MOUNT LAUREL — As the New Jersey primary approaches, Verizon workers’ ongoing strike in the Northeast and Mid-Atlantic has become a flashpoint for Senator Bernie Sanders’ supporters in the state. Congressional candidate Jim Keady joined members of the state CWA, ATU, IBEW and AFL-CIO as Verizon workers assembled outside one of the telecom giant’s retail locations in South Jersey Thursday.
Sanders trails Clinton in New Jersey, which is one of two remaining states that could afford the Vermont progressive a narrow path to victory. The latest Monmouth University poll showing the former Secretary of State holding a comfortable 28-point lead. The ‘Bernie Bus’ made went on to make stops in Hamilton, East Brunswick and Union.
Sanders has gone on a spree of congressional endorsements, in a sign that his campaign may have become more a matter of boosting outsider congressional campaigns rather than clinching the nomination. Former CWA president Larry Cohen, a senior advisor to Bernie Sanders, described the stakes for the party’s progressive wing to the crowd and acknowledged that possibility.
“We don’t want fossil fuel money in the Democratic Party,” said. “We certainly don’t want Verizon money in the Democratic Party. We don’t need the U.S. Chamber of Commerce in the party. We don’t need trade deals like the TTP backed by a Democratic president.
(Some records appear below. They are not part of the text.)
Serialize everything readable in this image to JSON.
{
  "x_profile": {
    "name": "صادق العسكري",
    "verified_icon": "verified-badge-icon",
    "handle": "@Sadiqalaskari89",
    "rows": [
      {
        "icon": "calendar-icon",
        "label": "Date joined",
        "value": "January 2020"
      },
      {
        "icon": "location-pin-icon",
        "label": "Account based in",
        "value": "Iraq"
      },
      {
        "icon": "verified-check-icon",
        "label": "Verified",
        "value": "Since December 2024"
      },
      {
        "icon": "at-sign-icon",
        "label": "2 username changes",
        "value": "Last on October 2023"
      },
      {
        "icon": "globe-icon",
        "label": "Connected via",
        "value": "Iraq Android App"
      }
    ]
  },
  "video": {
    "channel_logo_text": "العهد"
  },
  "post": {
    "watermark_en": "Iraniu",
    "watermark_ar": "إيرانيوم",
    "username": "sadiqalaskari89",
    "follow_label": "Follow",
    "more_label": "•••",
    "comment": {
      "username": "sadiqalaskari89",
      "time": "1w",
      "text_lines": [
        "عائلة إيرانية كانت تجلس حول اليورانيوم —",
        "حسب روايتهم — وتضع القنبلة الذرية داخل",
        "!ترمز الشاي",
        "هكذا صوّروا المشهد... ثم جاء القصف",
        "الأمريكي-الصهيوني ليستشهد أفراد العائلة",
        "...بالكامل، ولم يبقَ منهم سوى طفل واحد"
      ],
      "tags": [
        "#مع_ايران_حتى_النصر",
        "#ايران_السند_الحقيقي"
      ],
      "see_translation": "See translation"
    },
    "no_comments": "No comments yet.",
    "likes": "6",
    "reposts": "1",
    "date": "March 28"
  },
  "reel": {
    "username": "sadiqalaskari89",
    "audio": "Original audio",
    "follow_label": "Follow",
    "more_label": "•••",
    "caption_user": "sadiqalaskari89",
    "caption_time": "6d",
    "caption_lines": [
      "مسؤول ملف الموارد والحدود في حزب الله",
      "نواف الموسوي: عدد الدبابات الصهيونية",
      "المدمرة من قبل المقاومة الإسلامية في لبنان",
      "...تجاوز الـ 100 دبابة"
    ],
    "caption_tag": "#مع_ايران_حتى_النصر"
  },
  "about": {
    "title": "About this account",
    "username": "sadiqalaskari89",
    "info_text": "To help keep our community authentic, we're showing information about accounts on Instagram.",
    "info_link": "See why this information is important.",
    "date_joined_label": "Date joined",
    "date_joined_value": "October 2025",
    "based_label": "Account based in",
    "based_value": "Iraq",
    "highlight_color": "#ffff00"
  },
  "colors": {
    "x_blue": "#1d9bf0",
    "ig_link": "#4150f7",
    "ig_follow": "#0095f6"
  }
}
“Sometimes these kinds of truths are hurtful, because we grew up thinking that we had a path. And what Bernie’s campaign is about is the same as this strike. Sometimes in our lives, we have to fight to find that path. We have to fight to find a way, even if it’s not in this election.”
Keady, who is facing Republican incumbent Tom MacArthur in the third congressional district this year, called for a reversal of organized labor’s decades-long decline and took a shot at MacArthur for his largely self-financed 2014 campaign.
“I am running against a guy who was worth $50 million, an insurance profiteer who two years ago wrote five one milion dollar checks to buy a seat in congress,” Keady said. ”We can get one million five-dollar checks and show this guy that people power can beat the big money.”
“There are three things we need to do: we need to organize, we need to organize, and we need to organize.”
Keady, whose notoriety in state politics began when Governor Christie told him to “sit down and shut up” at a press conference on Hurricane Sandy recovery, also brought up MacArthur’s endorsement for Christie during the governor’s unsuccessful presidential campaign. Christie has taken a beating in approval ratings since officially endorsing Donald Trump.
“The people of New Jersey, en masse, awakened to the fact that Governer Christie is arguably the worst governor in the history of the state of New Jersey, and I think it’s also very telling that my GOP opponent endorsed Chris Christie for president,” Keady said. “Anybody who thinks that Chris Christie should be president of the united states has zero judgement with regard to what’s good for New Jersey, and what’s good for the country.”